On a Tuesday morning in late June, the venture capital partners gathered at a nondescript office building on Brannan Street—the kind of place that houses a dozen startups between a craft coffee roastery and a design studio. But inside one of those glass-walled conference rooms, Meridian AI closed a $47 million Series B round, cementing its place as one of San Francisco's most intriguing climate-tech bets this year.
Founded in 2023 by three former engineers from energy-focused labs, Meridian AI has built a platform that uses machine learning to identify and monetize decarbonization opportunities in industrial manufacturing. Think cement plants, steel mills, and chemical processors—the kinds of facilities that consume enormous energy and generate significant emissions, yet lack real-time visibility into where waste occurs.

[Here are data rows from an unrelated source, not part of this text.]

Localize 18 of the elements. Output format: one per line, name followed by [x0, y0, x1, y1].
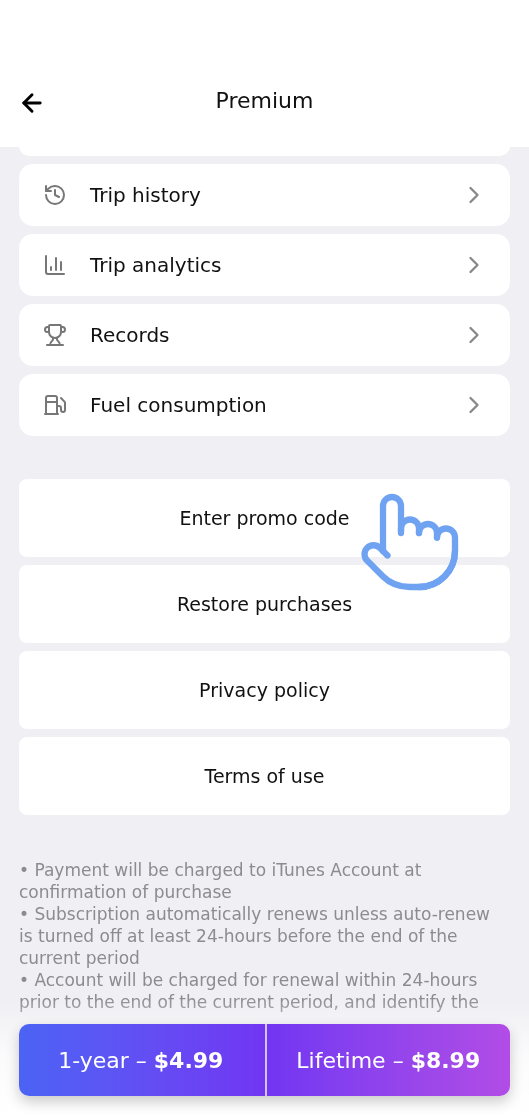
history-icon [43, 183, 67, 207]
plan-button[interactable]: 1-year – $4.99 [19, 1024, 263, 1096]
menu-item[interactable]: Trip analytics [19, 234, 510, 296]
action-button[interactable]: Privacy policy [19, 651, 510, 729]
fuel-pump-icon [43, 393, 67, 417]
trophy-icon [43, 323, 67, 347]
menu-item[interactable]: Fuel consumption [19, 374, 510, 436]
action-button[interactable]: Restore purchases [19, 565, 510, 643]
action-button[interactable]: Enter promo code [19, 479, 510, 557]
action-button[interactable]: Terms of use [19, 737, 510, 815]
disclaimer-text: • Payment will be charged to iTunes Account at confirmation of purchase [19, 859, 423, 903]
disclaimer-text: • Account will be charged for renewal within 24-hours prior to the end of the current period, and identify the [19, 969, 480, 1013]
menu-item[interactable]: Records [19, 304, 510, 366]
plan-button[interactable]: Lifetime – $8.99 [264, 1024, 510, 1096]
menu-item[interactable]: Trip history [19, 164, 510, 226]
bar-chart-icon [43, 253, 67, 277]
disclaimer-text: • Subscription automatically renews unless auto-renew is turned off at least 24-hours before the end of the current period [19, 903, 491, 969]
page-title: Premium [214, 87, 315, 115]
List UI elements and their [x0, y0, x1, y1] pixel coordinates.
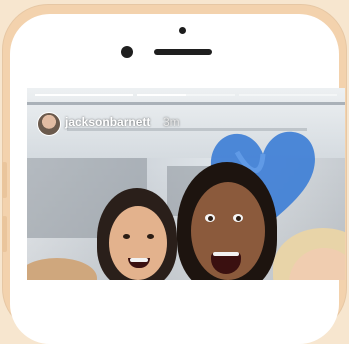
person-left-face — [109, 206, 167, 280]
volume-down-button — [2, 216, 7, 252]
person-center-pupil — [208, 216, 213, 221]
front-camera — [121, 46, 133, 58]
story-progress-segment — [239, 94, 337, 96]
story-username[interactable]: jacksonbarnett — [65, 115, 150, 129]
person-center-pupil — [236, 216, 241, 221]
volume-up-button — [2, 162, 7, 198]
person-center-teeth — [213, 252, 239, 256]
ceiling-beam — [27, 102, 345, 105]
profile-avatar[interactable] — [37, 112, 61, 136]
story-timestamp: 3m — [163, 115, 180, 129]
story-progress-segment — [35, 94, 133, 96]
person-left-teeth — [130, 258, 148, 262]
earpiece-speaker — [154, 49, 212, 55]
story-screen[interactable]: jacksonbarnett 3m — [27, 88, 345, 280]
story-progress-fill — [137, 94, 186, 96]
person-left-eye — [147, 234, 154, 239]
proximity-sensor — [179, 27, 186, 34]
person-left-eye — [123, 234, 130, 239]
story-progress-fill — [35, 94, 133, 96]
story-progress-segment — [137, 94, 235, 96]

The company's software sits on factory floors across California, Oregon, and Washington, analyzing operational data to recommend efficiency upgrades that can reduce energy costs by 15-25 percent while cutting carbon output proportionally. It's not flashy. It doesn't involve consumer apps or viral growth loops. But it works, and increasingly, that's exactly what venture investors want from climate tech in 2026.
"We're past the hype phase," said one venture partner at a SOMA-based firm who reviewed Meridian's data but declined to be named. "The capital is moving toward companies with real unit economics and industrial customers willing to pay."

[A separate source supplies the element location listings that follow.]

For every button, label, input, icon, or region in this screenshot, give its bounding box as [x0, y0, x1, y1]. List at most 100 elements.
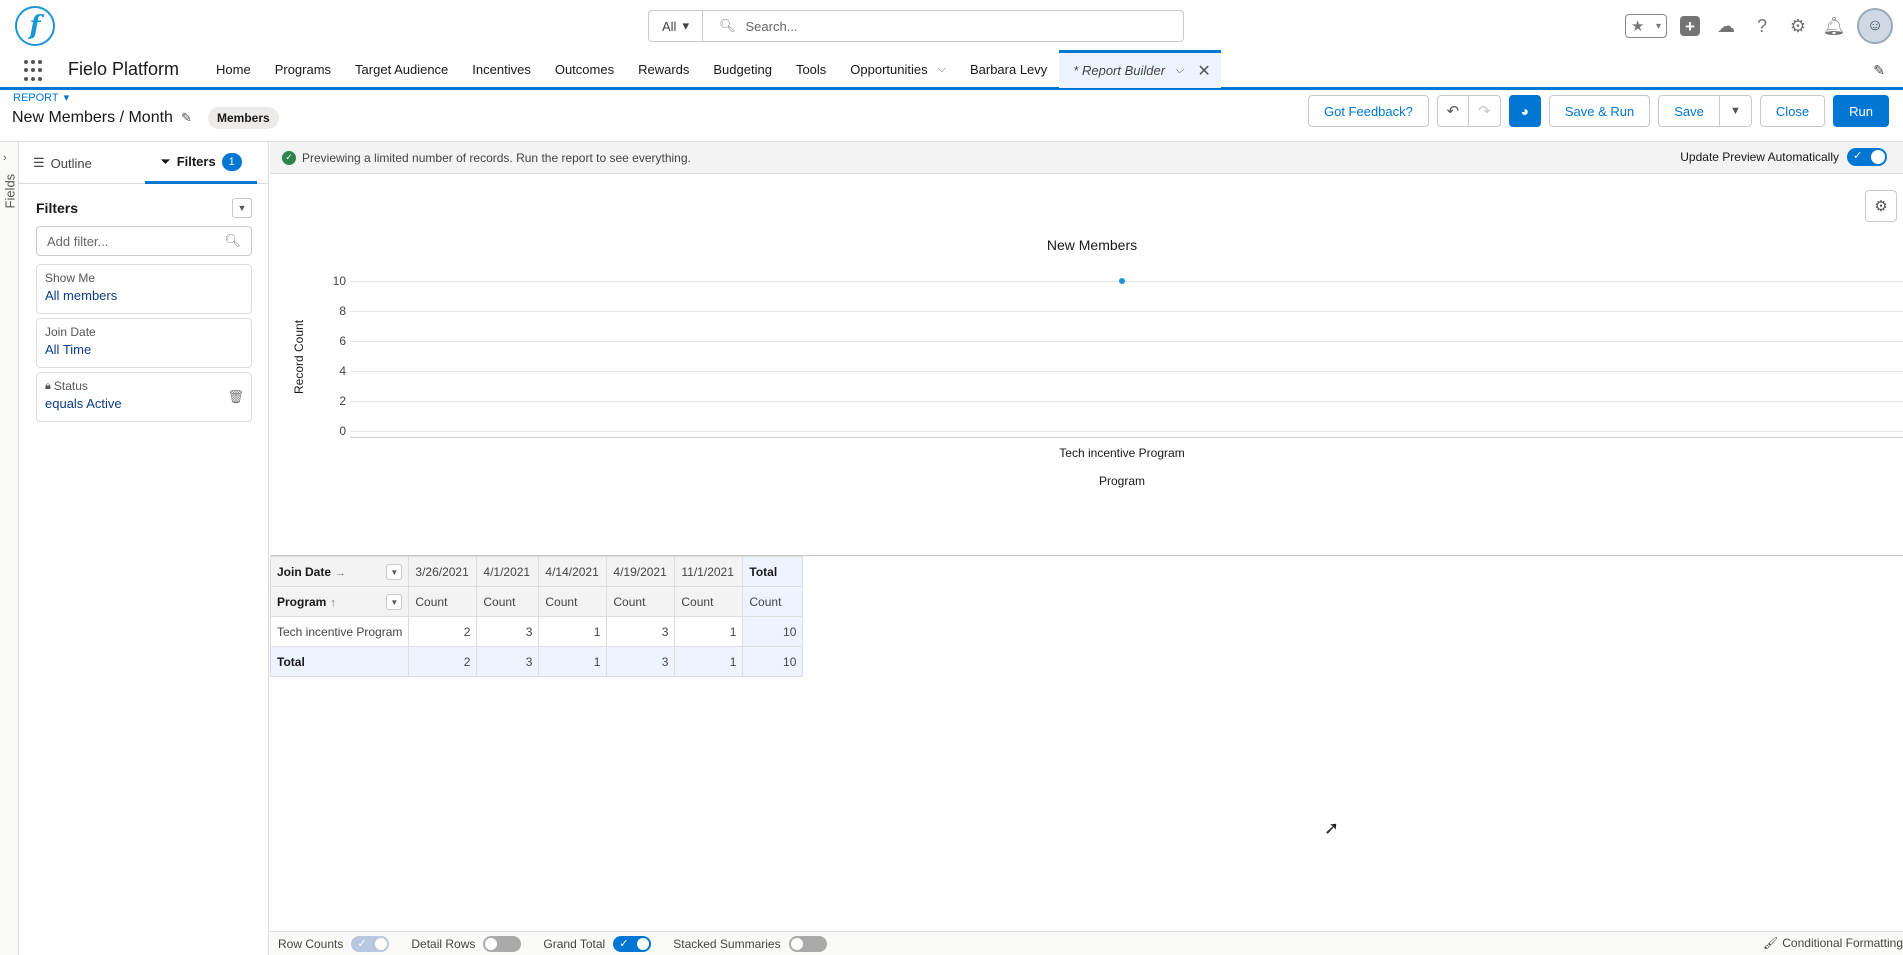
y-tick-label: 8 [339, 304, 346, 318]
filter-status[interactable]: 🔒︎ Status equals Active 🗑︎ [36, 372, 252, 422]
column-header: 11/1/2021 [674, 556, 744, 587]
nav-item-rewards[interactable]: Rewards [626, 52, 701, 87]
global-actions: ★ ▾ + ☁ ? ⚙ 🔔︎ ☺ [1625, 8, 1893, 44]
nav-item-home[interactable]: Home [204, 52, 263, 87]
table-cell: 2 [408, 646, 478, 677]
column-header: 4/14/2021 [538, 556, 608, 587]
bell-icon[interactable]: 🔔︎ [1821, 13, 1847, 39]
app-launcher-icon[interactable] [24, 60, 46, 82]
table-cell: 3 [476, 646, 540, 677]
y-tick-label: 6 [339, 334, 346, 348]
row-counts-label: Row Counts [278, 936, 344, 951]
grand-total-label: Total [269, 646, 410, 677]
table-cell: 3 [606, 616, 676, 647]
tab-filters-label: Filters [176, 154, 216, 169]
grand-total-option: Grand Total ✓ [543, 935, 652, 952]
nav-item-budgeting[interactable]: Budgeting [701, 52, 784, 87]
chart-toggle-button[interactable]: ◕ [1508, 95, 1541, 127]
nav-item-tools[interactable]: Tools [784, 52, 838, 87]
table-header-row: Join Date → ▼ 3/26/2021 4/1/2021 4/14/202… [269, 556, 804, 587]
pie-chart-icon: ◕ [1520, 103, 1530, 119]
auto-update: Update Preview Automatically ✓ [1680, 148, 1887, 166]
trailhead-icon[interactable]: ☁ [1713, 13, 1739, 39]
add-filter-input[interactable]: Add filter... 🔍︎ [36, 226, 252, 256]
tab-report-builder[interactable]: * Report Builder ⌵ ✕ [1059, 50, 1221, 88]
chart-title: New Members [1047, 237, 1137, 253]
search-input[interactable] [745, 18, 1166, 34]
undo-button[interactable]: ↶ [1436, 95, 1469, 127]
search-scope-dropdown[interactable]: All ▾ [649, 11, 703, 41]
preview-message: Previewing a limited number of records. … [302, 150, 691, 165]
chevron-right-icon[interactable]: › [3, 152, 7, 164]
col-group-label: Join Date [277, 564, 332, 579]
col-group-menu[interactable]: ▼ [386, 564, 403, 580]
filter-value: equals Active [45, 396, 122, 411]
table-cell: 1 [538, 646, 608, 677]
chevron-down-icon[interactable]: ⌵ [938, 63, 946, 76]
nav-item-target-audience[interactable]: Target Audience [343, 52, 460, 87]
filters-menu-button[interactable]: ▼ [232, 198, 252, 218]
conditional-formatting-button[interactable]: 🖌︎ Conditional Formatting [1763, 936, 1903, 950]
fields-rail-label: Fields [2, 173, 18, 209]
detail-rows-toggle[interactable] [483, 935, 522, 952]
chart-settings-button[interactable]: ⚙ [1865, 190, 1897, 222]
table-cell: 1 [674, 646, 744, 677]
nav-item-incentives[interactable]: Incentives [460, 52, 543, 87]
tab-outline[interactable]: ☰ Outline [33, 142, 92, 184]
row-group-menu[interactable]: ▼ [386, 594, 403, 610]
fields-rail[interactable]: › Fields [0, 142, 19, 955]
add-filter-placeholder: Add filter... [47, 233, 109, 249]
metric-header: Count [538, 586, 608, 617]
gear-icon[interactable]: ⚙ [1785, 13, 1811, 39]
close-button[interactable]: Close [1759, 95, 1826, 127]
close-icon[interactable]: ✕ [1197, 61, 1210, 81]
report-type[interactable]: REPORT ▾ [13, 91, 70, 105]
save-group: Save ▼ [1658, 95, 1752, 127]
stacked-summaries-toggle[interactable] [788, 935, 827, 952]
table-cell: 2 [408, 616, 478, 647]
col-group-header[interactable]: Join Date → ▼ [269, 556, 410, 587]
nav-item-outcomes[interactable]: Outcomes [543, 52, 626, 87]
conditional-formatting-label: Conditional Formatting [1782, 936, 1903, 950]
edit-nav-icon[interactable]: ✎ [1873, 62, 1885, 79]
run-button[interactable]: Run [1833, 95, 1889, 127]
global-create-button[interactable]: + [1677, 13, 1703, 39]
grand-total-toggle[interactable]: ✓ [613, 935, 652, 952]
pencil-icon[interactable]: ✎ [181, 110, 192, 126]
chevron-down-icon: ▼ [1729, 105, 1741, 117]
redo-button[interactable]: ↷ [1468, 95, 1501, 127]
chevron-down-icon: ▾ [682, 18, 689, 33]
filter-icon: ⏷ [160, 153, 171, 169]
row-counts-toggle[interactable]: ✓ [351, 935, 390, 952]
x-tick-label: Tech incentive Program [1059, 446, 1184, 460]
save-menu-button[interactable]: ▼ [1719, 95, 1752, 127]
nav-item-opportunities[interactable]: Opportunities ⌵ [838, 52, 958, 87]
metric-header: Count [674, 586, 744, 617]
avatar[interactable]: ☺ [1857, 8, 1893, 44]
auto-update-toggle[interactable]: ✓ [1847, 148, 1887, 166]
nav-item-barbara-levy[interactable]: Barbara Levy [958, 52, 1059, 87]
filter-label: Status [53, 379, 88, 393]
app-name: Fielo Platform [68, 59, 180, 79]
feedback-button[interactable]: Got Feedback? [1307, 95, 1429, 127]
row-group-header[interactable]: Program ↑ ▼ [269, 586, 410, 617]
trash-icon[interactable]: 🗑︎ [227, 389, 244, 405]
nav-item-programs[interactable]: Programs [263, 52, 343, 87]
filter-show-me[interactable]: Show Me All members [36, 264, 252, 314]
row-label: Tech incentive Program [269, 616, 410, 647]
table-metric-row: Program ↑ ▼ Count Count Count Count Count… [269, 586, 804, 617]
tab-filters[interactable]: ⏷ Filters 1 [145, 142, 257, 184]
detail-rows-option: Detail Rows [411, 935, 522, 952]
help-icon[interactable]: ? [1749, 13, 1775, 39]
favorites-button[interactable]: ★ ▾ [1625, 14, 1667, 38]
table-cell: 3 [476, 616, 540, 647]
filter-join-date[interactable]: Join Date All Time [36, 318, 252, 368]
save-button[interactable]: Save [1658, 95, 1720, 127]
stacked-summaries-label: Stacked Summaries [673, 936, 781, 951]
chevron-down-icon[interactable]: ⌵ [1175, 64, 1183, 77]
chevron-down-icon: ▾ [63, 92, 70, 104]
fielo-logo[interactable]: f [15, 6, 55, 46]
data-point [1119, 278, 1125, 284]
report-actions: Got Feedback? ↶ ↷ ◕ Save & Run Save ▼ Cl… [1307, 95, 1889, 127]
save-run-button[interactable]: Save & Run [1548, 95, 1651, 127]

The round was led by Breakthrough Energy Ventures and included participation from existing backers Lowercarbon Capital and Khosla Impact. It comes as San Francisco's venture ecosystem shows surprising resilience around climate and deep tech despite broader market volatility. Year-to-date funding for Bay Area climate startups has remained roughly flat compared to 2025, hovering around $1.8 billion across 89 deals through June.
What makes Meridian's moment noteworthy is its focus on retrofit rather than replacement. Industrial decarbonization typically requires massive capital expenditure—replacing equipment, reengineering processes. Meridian's approach optimizes existing infrastructure, lowering the barrier to adoption and accelerating deployment timelines.

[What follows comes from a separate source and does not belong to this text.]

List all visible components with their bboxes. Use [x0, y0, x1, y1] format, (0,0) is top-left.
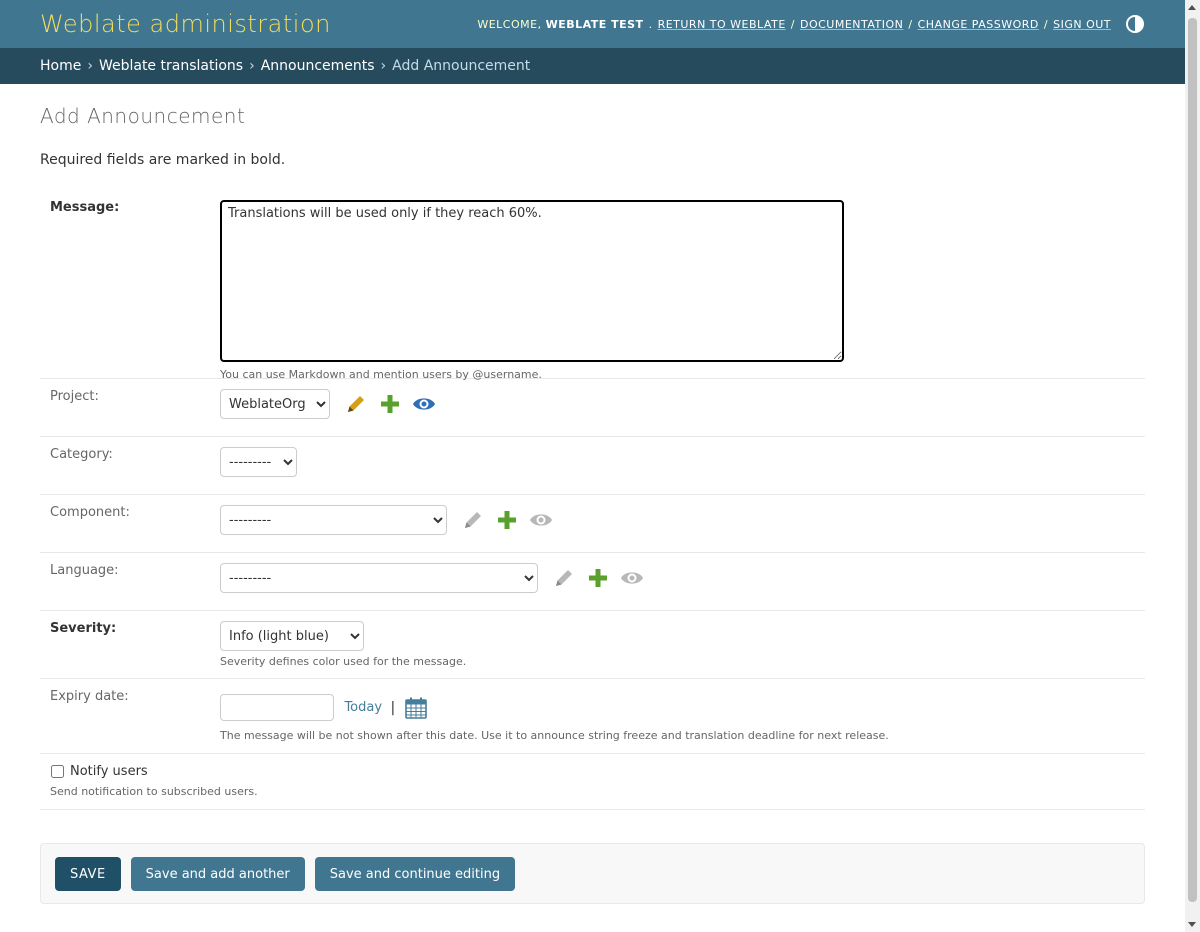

The company plans to use the new capital to expand its sales team in the Mission District office and build out its data science bench. They're also eyeing expansion into food processing and data centers—two sectors facing mounting pressure from regulators and their own sustainability commitments.
For San Francisco's venture scene, watching Meridian scale matters. It's a test case for whether the city's tech talent can solve problems that matter beyond engagement metrics—problems that industrial customers will actually pay to solve, and that governments increasingly mandate.